Common SRE-level theory mistakes
- Treating CAP as a static label instead of a behavior during partition.
- Assuming network is reliable + latency is zero in any retry/timeout policy.
- “We’re using Kafka, so exactly-once.” Only inside Kafka. Outside, you dedupe.
- Replacing Raft with custom leader election because “we know our system.” This goes badly. Use etcd.
- Trusting wall-clock ordering across regions. Use logical or hybrid clocks.
- Locks without fencing tokens.

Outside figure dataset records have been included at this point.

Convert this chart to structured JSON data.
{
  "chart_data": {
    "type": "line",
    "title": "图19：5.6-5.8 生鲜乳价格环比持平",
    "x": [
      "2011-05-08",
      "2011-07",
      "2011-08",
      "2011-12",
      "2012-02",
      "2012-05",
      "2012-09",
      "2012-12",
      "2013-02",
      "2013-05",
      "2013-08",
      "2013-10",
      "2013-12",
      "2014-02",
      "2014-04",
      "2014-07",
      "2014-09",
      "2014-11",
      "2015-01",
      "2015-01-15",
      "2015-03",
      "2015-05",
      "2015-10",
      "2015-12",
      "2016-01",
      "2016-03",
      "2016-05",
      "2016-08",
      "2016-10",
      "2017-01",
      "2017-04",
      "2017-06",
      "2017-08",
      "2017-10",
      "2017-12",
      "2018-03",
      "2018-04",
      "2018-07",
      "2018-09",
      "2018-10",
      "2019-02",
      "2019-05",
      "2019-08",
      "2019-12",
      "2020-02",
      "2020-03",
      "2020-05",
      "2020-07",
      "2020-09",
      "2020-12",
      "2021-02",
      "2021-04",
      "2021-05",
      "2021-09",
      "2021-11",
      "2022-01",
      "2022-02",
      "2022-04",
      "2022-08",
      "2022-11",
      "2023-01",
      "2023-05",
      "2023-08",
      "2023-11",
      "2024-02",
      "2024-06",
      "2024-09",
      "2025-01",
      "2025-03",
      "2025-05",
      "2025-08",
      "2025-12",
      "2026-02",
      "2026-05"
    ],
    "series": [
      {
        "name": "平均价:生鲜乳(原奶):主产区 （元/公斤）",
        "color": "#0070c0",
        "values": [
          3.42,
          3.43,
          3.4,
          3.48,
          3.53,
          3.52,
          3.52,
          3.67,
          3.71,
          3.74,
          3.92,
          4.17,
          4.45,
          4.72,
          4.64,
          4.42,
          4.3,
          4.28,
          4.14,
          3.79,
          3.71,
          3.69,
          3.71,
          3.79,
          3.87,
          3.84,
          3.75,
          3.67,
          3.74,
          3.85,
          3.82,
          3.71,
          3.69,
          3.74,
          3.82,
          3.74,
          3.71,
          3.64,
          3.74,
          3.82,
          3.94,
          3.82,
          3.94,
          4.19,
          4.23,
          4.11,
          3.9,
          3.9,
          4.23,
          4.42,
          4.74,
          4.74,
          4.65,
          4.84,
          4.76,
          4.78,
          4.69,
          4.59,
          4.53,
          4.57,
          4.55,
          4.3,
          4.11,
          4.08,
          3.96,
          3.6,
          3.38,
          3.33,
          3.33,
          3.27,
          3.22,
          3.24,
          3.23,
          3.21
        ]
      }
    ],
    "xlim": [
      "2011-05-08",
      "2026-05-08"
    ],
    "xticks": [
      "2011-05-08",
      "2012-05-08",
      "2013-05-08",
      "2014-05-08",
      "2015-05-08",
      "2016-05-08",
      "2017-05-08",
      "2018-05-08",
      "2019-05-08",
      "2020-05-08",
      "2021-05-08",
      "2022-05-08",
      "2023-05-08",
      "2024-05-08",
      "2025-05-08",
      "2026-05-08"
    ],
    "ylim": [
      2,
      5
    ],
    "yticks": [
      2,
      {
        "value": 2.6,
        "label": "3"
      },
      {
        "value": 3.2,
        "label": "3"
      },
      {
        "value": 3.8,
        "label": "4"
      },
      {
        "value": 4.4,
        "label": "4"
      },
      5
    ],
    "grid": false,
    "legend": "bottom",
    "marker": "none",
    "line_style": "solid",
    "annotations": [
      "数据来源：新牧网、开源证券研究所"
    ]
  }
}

Single line, infinite trouble.
- Synchronous replication “for safety” without realizing it doubles your tail latency.
Stay current
- Papers We Love — curated systems papers + talks
- The Morning Paper archive (Adrian Colyer) — paper-a-day summaries
- Aphyr — Jepsen — adversarial distributed-systems testing
- Murat Demirbas — Metadata — distsys research blog
Key Takeaways
- CAP is about behavior during partition; PACELC adds the daily tradeoff.
- FLP says you can’t tell slow from dead — every consensus protocol uses timeouts as a workaround.
- Raft is the consensus algorithm to know first, and
2f+1is the cluster sizing rule. - Linearizability ≠ serializability ≠ snapshot isolation — pick the one your feature actually needs.
- Idempotency is the only real “exactly once” — design receivers, not pipes.
- Fencing tokens are the only safe distributed locks.
- Clocks lie; use logical, hybrid, or TrueTime when ordering matters.